Car, où soit ly sains apostolles,
D'aubes vestus, d'amy coiffés,
Qui ne ceint que saintes étoles
Dont par le col prend l'y mauffez
De mal talant tout échauffés,

Aussi bien meurt fils de servants,
De cette vie ci bouffés :
Autant en emporte le vent.

Voire, ou soit de Constantinople
L'emperière au poin dorez,
Ou de France le roy très noble
Sur tous autres roys décorés,
Qui pour les grands Dieux aourés
Bastist églises et couvents,
S'en son temps il fut honnorés,
Autant en emporte le vent.

Ou soit de Vienne et de Grenoble
Le Dauphins, ly preux, ly senez,
Ou de Dijon, Salins et Dôle,
Le sires et le fils ainé,
Ou autant de leurs gens privés,
Héraults, trompettes, poursuivants,
Ont ils bien bouté sous le nez ?
Autant en emporte le vent.

Princes à mort sont destinés,
Et tous autres qui sont vivants ;
S'ilz en sont courciez n'ataynez,
Autant en emporte le vent.

Puis que papes, rois, fils de rois
Et conçus en ventres de reines,
Sont ensevelis morts et froids
En autrui maints passent leurs règnes,
Moi pauvre mercerot de Rennes
Mourrai-je pas?

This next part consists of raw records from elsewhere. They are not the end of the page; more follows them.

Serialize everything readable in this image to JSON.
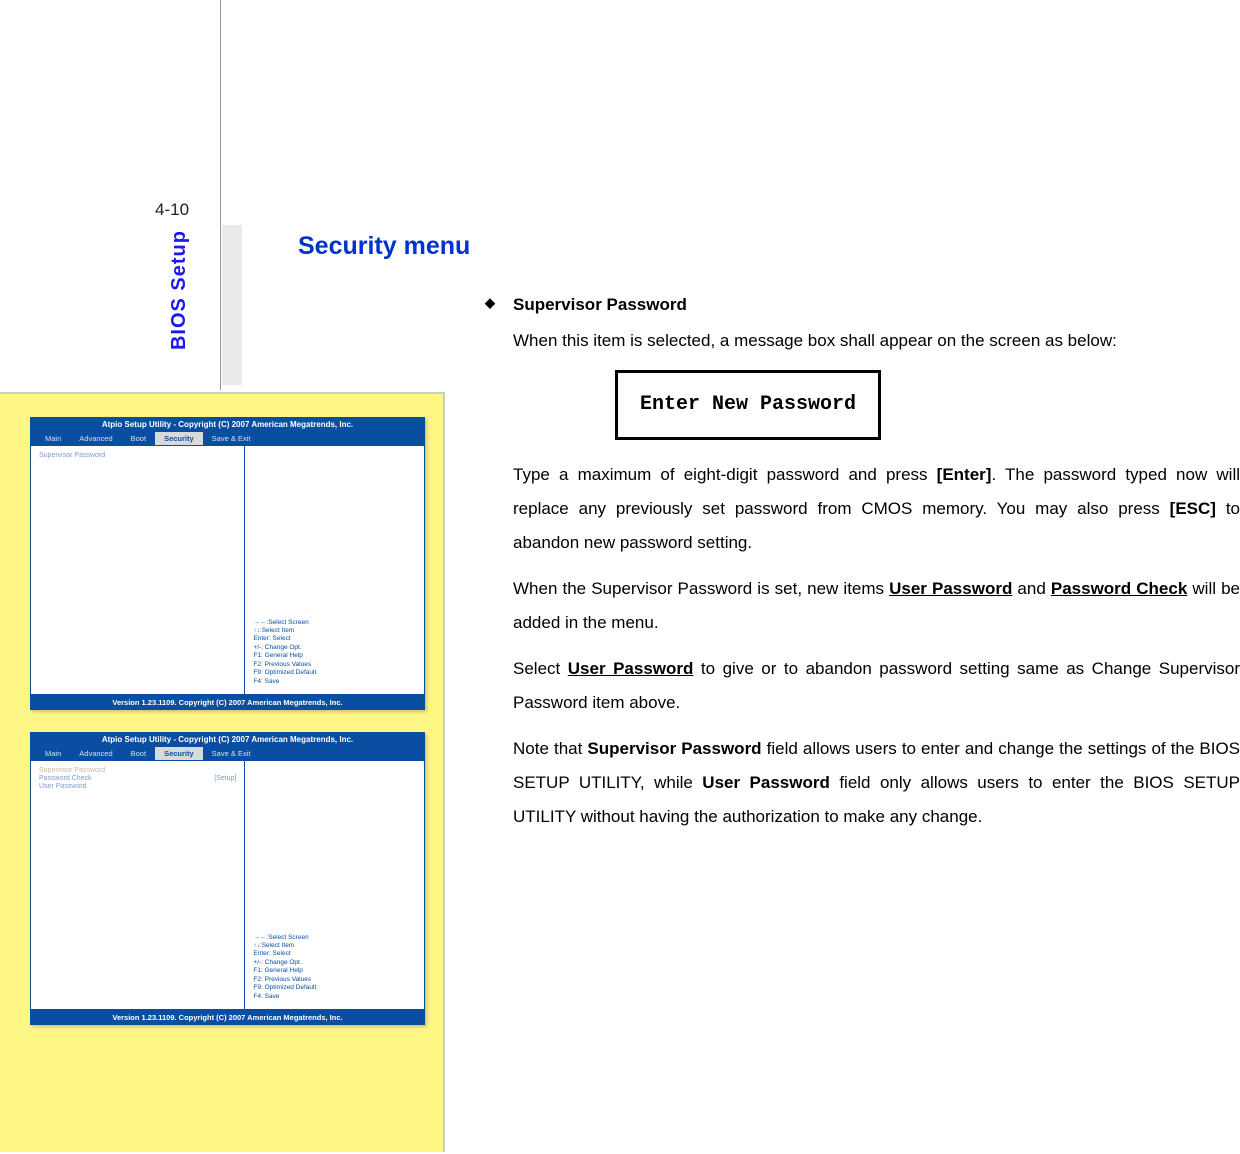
{
  "page_number": "4-10",
  "side_label": "BIOS Setup",
  "heading": "Security menu",
  "bullet_title": "Supervisor Password",
  "intro_text": "When this item is selected, a message box shall appear on the screen as below:",
  "message_box": "Enter New Password",
  "para2_pre": "Type a maximum of eight-digit password and press ",
  "para2_b1": "[Enter]",
  "para2_mid": ".  The password typed now will replace any previously set password from CMOS memory. You may also press ",
  "para2_b2": "[ESC]",
  "para2_post": " to abandon new password setting.",
  "para3_pre": "When the Supervisor Password is set, new items ",
  "para3_u1": "User Password",
  "para3_mid": " and ",
  "para3_u2": "Password Check",
  "para3_post": " will be added in the menu.",
  "para4_pre": "Select ",
  "para4_u1": "User Password",
  "para4_post": " to give or to abandon password setting same as Change Supervisor Password item above.",
  "para5_pre": "Note that ",
  "para5_b1": "Supervisor Password",
  "para5_mid": " field allows users to enter and change the settings of the BIOS SETUP UTILITY, while ",
  "para5_b2": "User Password",
  "para5_post": " field only allows users to enter the BIOS SETUP UTILITY without having the authorization to make any change.",
  "bios": {
    "title": "Atpio Setup Utility - Copyright (C) 2007 American Megatrends, Inc.",
    "footer": "Version 1.23.1109. Copyright (C) 2007 American Megatrends, Inc.",
    "tabs": [
      "Main",
      "Advanced",
      "Boot",
      "Security",
      "Save & Exit"
    ],
    "active_tab": "Security",
    "screen1_items": [
      {
        "label": "Supervisor Password",
        "value": ""
      }
    ],
    "screen2_items": [
      {
        "label": "Supervisor Password",
        "value": "",
        "dim": true
      },
      {
        "label": "Password Check",
        "value": "[Setup]"
      },
      {
        "label": "User Password",
        "value": ""
      }
    ],
    "help_lines": "→←:Select Screen\n↑↓:Select Item\nEnter: Select\n+/-: Change Opt.\nF1: General Help\nF2: Previous Values\nF9: Optimized Default\nF4: Save"
  }
}
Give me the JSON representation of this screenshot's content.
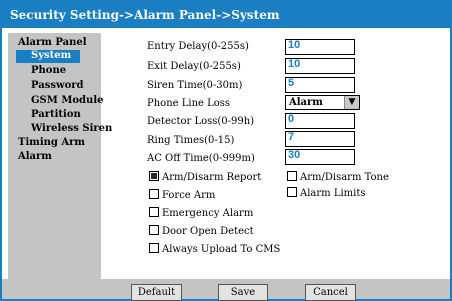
{
  "title": "Security Setting->Alarm Panel->System",
  "sidebar": {
    "items": [
      {
        "label": "Alarm Panel"
      },
      {
        "label": "System"
      },
      {
        "label": "Phone"
      },
      {
        "label": "Password"
      },
      {
        "label": "GSM Module"
      },
      {
        "label": "Partition"
      },
      {
        "label": "Wireless Siren"
      },
      {
        "label": "Timing Arm"
      },
      {
        "label": "Alarm"
      }
    ],
    "selected": "System"
  },
  "form": {
    "entry_delay": {
      "label": "Entry Delay(0-255s)",
      "value": "10"
    },
    "exit_delay": {
      "label": "Exit Delay(0-255s)",
      "value": "10"
    },
    "siren_time": {
      "label": "Siren Time(0-30m)",
      "value": "5"
    },
    "phone_line_loss": {
      "label": "Phone Line Loss",
      "value": "Alarm"
    },
    "detector_loss": {
      "label": "Detector Loss(0-99h)",
      "value": "0"
    },
    "ring_times": {
      "label": "Ring Times(0-15)",
      "value": "7"
    },
    "ac_off_time": {
      "label": "AC Off Time(0-999m)",
      "value": "30"
    }
  },
  "options": [
    {
      "label": "Arm/Disarm Report",
      "checked": true
    },
    {
      "label": "Arm/Disarm Tone",
      "checked": false
    },
    {
      "label": "Force Arm",
      "checked": false
    },
    {
      "label": "Alarm Limits",
      "checked": false
    },
    {
      "label": "Emergency Alarm",
      "checked": false
    },
    {
      "label": "Door Open Detect",
      "checked": false
    },
    {
      "label": "Always Upload To CMS",
      "checked": false
    }
  ],
  "buttons": {
    "default": "Default",
    "save": "Save",
    "cancel": "Cancel"
  },
  "colors": {
    "accent": "#1a7fc2",
    "panel": "#c4c4c4"
  },
  "icons": {
    "dropdown": "chevron-down-icon"
  }
}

Oui, si Dieu plait ;
mais que j'aie fait mes étrennes,
Honnête mort ne me desplaît.

Ce monde n'est perpétuel,
Quoi que pense riche pillard :
Tous nous sous mortel coutel.
Ce confort prens, pauvre vieillard,
Lequel d'être plaisant raillart
Ot le bruit, lorsque jeune estoit,
Qu'on tiendroit a fol et paillard,
Se, vieil, à railler se mettrait.

Or lui convient il mendier,
Car à ce force le contraint.
Regrette huy sa mort, et hier ;
Tristesse son coeur si étreint
Que souvent, n'était Dieu qu'il craint,
Il ferait un horrible fait.
Et advient qu'en ce Dieu enfreint
Et que luy même se défait.

Car, s'en jeunesse il fut plaisant,
Ores plus rien, ne dit qui plaise.
Tousjours vieil songe est déplaisant,
Moue ne fait qu ne desplaise :
S'il se tait, afin qu'il complaise,
Il est tenu pour fol recru ;
S il parle, on lui dit qu'il se taise
Et qu'en son prunier n'a pas cru.

Aussi ces pauvres femmelettes
Qui vieilles sont et n'ont de quoi,
Quant ils voient ces pucelletes
Emprunter elles a requoy,
Ils demandent à Dieu pourquoi
Si tôt naquirent, n'a quel droit.
Notre Seigneur se tait tout coi,
Car au tancer il le perdrait.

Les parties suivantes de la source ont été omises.